This notebook documents part 3 of the **complementarity of image and demographic information**: combine the image latent spaces and demographics to predict mode choice and trip generation.

In [3]:
import sys
sys.path.append("models/")

%load_ext autoreload
%autoreload 2

import matplotlib.pyplot as plt
%matplotlib inline

import pandas as pd
import pickle as pkl
import numpy as np
from time import time

import glob
import itertools

from sklearn import linear_model
from sklearn.metrics import r2_score, mean_squared_error
import statsmodels.api as sm
import torch
import torch.nn as nn
import torch.nn.functional as F
from torch.utils.data import DataLoader

from M1_util_train_test import load_model, test
import mnl
import linear_reg
from dataloader import SurveyDataset, load_aggregate_travel_behavior, load_demo, train_test_split_data
from setup import out_dir, data_dir, image_dir, model_dir, proj_dir



The autoreload extension is already loaded.

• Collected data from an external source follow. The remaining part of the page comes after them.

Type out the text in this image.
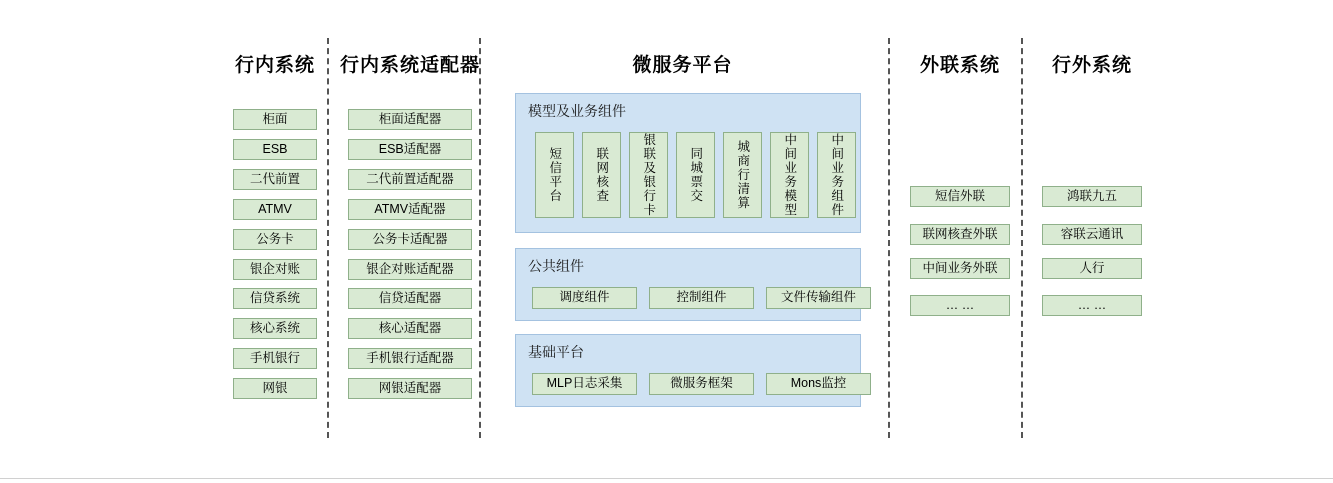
行内系统
柜面
ESB
二代前置
ATMV
公务卡
银企对账
信贷系统
核心系统
手机银行
网银
行内系统适配器
柜面适配器
ESB适配器
二代前置适配器
ATMV适配器
公务卡适配器
银企对账适配器
信贷适配器
核心适配器
手机银行适配器
网银适配器
微服务平台
模型及业务组件
短信平台	联网核查	银联及银行卡	同城票交	城商行清算	中间业务模型	中间业务组件
公共组件
调度组件	控制组件	文件传输组件
基础平台
MLP日志采集	微服务框架	Mons监控
外联系统
短信外联
联网核查外联
中间业务外联
… …
行外系统
鸿联九五
容联云通讯
人行
… …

To reload it, use:
  %reload_ext autoreload


# Load Model Embeddings

In [4]:
data_version = '1571'

model_type = 'AE'
sampling = 's'

zoomlevel = 'zoom15'
output_dim = 3
model_run_date = '2208'
v2 = 1

variable_names = ['active','auto','mas','pt', 'trpgen']

demo_variables = ['tot_population','pct25_34yrs','pct35_50yrs','pctover65yrs',
         'pctwhite_alone','pct_nonwhite','pctblack_alone',
         'pct_col_grad','avg_tt_to_work','inc_per_capita']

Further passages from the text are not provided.